Uniform Regulation of Ballast Water
Ballast water regulations that are protective of the environment, maintain efficient waterborne
commerce on the Great Lakes and St. Lawrence Seaway, and are binationally compatible and equitable.
Vessel discharges, such as ballast water, are critical to maintain safe and efficient operations. The maritime industry has a long history of establishing best management practices and technical innovations to ensure the Great Lakes ecosystem is protected. However, ensuing legal battles opened the door for each state and multiple federal agencies to establish their own regulatory regimes that were often conflicting and impossible to meet. Great Lakes stakeholders pushed for a better way.
The Vessel Incidental Discharge Act (VIDA) established that long-sought process to set uniform federal discharge requirements jointly regulated by the U.S Environmental Protection Agency (USEPA) and the U.S. Coast Guard (USCG). On October 26, 2020, the USEPA published the proposed Vessel Incidental Discharge National Standards of Performance to implement VIDA. The proposal included general standards as well as vessel-specific standards for 20 discharges incidental to the normal operation of a vessel. The USEPA proposal does not require any vessels operating exclusively on the Great Lakes (“lakers”) to meet the numeric ballast water discharge standard. In general, GLMTF supports this regulation, including how ballast water is regulated in the Great Lakes. The USEPA has not taken any further actions regarding the proposed standards. GLMTF continues to engage with the USEPA to provide any information needed.
GLMTF also supports a petition submitted by the Lake Carriers’ Association to the Federal Maritime Commission on March 6, 2020, citing unfair practices by the Government of Canada in requiring U.S.‑flagged lakers to install a ballast water management system on any vessel that wishes to trade in Canada, even if that is a U.S.-flagged vessel bringing U.S. cargoes and not discharging any ballast water in Canadian waters.
Canada finalized their regulations on June 16, 2021. The Canadian regulation places an undue burden on the U.S.-flagged Great Lakes fleet by requiring equipment that has not been tested in the Great Lakes and that is operationally incompatible with vessels trading in Canada. The estimated compliance cost for the U.S.-flagged Great Lakes fleet is $778M (2022$). The Canadian fleet owns 90 percent of binational trade. The Canadian regulation would decimate U.S.-flagged lakers and hand the remaining trade to the Canadian fleet. Forcing this equipment on vessels not discharging in Canadian waters and without any evidence of operability and effectiveness is absurd.
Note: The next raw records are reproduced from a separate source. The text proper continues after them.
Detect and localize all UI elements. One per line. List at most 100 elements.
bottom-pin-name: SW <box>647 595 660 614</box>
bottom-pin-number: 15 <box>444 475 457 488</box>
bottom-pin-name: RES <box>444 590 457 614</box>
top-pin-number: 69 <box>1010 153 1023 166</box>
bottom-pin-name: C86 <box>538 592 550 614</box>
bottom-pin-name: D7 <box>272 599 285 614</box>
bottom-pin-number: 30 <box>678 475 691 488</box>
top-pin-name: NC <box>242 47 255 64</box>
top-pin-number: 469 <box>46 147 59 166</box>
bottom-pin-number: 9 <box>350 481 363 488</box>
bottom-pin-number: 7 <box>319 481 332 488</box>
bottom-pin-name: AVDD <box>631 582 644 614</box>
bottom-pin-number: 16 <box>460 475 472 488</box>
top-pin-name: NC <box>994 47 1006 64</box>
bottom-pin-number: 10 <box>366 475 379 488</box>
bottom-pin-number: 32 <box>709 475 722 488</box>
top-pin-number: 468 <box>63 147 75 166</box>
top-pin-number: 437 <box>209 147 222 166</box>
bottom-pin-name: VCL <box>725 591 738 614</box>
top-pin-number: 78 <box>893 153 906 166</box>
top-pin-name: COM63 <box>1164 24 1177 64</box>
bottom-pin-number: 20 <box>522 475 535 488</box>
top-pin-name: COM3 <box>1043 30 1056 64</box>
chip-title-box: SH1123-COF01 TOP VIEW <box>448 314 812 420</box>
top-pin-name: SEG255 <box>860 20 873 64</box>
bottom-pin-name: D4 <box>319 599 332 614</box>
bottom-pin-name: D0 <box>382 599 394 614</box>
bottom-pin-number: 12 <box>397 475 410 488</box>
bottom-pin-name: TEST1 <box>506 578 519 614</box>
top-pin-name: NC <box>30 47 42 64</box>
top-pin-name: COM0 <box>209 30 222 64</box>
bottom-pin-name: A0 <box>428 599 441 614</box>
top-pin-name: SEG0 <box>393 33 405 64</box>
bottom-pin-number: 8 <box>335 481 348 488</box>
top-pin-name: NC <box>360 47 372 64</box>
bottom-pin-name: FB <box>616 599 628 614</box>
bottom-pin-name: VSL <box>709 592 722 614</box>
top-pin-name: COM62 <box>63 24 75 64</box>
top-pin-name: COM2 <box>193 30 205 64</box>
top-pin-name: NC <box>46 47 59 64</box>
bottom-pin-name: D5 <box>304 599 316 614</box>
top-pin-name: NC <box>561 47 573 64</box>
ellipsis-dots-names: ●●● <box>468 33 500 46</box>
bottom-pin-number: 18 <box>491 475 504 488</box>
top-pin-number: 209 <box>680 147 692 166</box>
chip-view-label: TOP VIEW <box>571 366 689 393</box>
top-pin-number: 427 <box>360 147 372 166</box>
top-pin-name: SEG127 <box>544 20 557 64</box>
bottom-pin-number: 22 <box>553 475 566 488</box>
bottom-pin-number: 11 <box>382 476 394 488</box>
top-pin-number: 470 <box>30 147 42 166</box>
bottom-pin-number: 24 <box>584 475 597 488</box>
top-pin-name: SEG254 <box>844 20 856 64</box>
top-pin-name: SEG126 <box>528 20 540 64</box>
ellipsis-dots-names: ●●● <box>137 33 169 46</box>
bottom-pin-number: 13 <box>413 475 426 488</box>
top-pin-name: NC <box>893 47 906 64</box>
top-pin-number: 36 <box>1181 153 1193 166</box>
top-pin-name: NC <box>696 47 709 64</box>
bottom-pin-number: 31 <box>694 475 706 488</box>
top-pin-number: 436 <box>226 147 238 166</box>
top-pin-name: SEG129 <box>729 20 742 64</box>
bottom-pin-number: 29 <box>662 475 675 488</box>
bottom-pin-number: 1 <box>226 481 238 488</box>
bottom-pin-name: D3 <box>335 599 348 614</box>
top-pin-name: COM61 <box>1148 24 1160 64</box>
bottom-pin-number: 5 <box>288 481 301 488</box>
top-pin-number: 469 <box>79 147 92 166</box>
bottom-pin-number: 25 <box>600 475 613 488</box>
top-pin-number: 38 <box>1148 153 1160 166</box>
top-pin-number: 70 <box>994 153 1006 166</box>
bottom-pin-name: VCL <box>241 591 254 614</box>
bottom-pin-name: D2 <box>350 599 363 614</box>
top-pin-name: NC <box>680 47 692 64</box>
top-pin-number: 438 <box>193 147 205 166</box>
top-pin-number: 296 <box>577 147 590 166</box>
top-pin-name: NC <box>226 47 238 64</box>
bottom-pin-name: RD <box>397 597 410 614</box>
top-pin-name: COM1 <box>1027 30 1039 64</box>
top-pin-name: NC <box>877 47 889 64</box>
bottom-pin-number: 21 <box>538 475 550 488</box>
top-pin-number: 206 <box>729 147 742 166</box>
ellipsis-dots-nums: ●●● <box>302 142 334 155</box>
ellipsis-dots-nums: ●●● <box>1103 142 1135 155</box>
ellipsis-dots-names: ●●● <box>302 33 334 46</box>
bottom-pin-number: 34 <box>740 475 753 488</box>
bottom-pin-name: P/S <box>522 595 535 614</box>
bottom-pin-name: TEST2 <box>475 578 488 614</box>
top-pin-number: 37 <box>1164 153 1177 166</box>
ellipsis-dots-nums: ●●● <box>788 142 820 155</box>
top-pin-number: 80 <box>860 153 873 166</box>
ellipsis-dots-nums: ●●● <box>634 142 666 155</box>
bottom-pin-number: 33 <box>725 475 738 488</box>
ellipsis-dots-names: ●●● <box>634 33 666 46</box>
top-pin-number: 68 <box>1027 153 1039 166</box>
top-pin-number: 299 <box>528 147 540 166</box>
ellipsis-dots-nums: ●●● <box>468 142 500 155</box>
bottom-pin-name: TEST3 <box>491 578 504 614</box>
Continue to work with the USEPA, USCG, the eight Great Lakes states, and other stakeholders to develop federal vessel discharge regulations for the Great Lakes, as authorized in VIDA. Ensure they align with the operational requirements of the U.S.-flagged Great Lakes fleet and are protective of the Great Lakes. Work with our federal partners to revise the Canadian regulations and make them fair and compatible with U.S. requirements.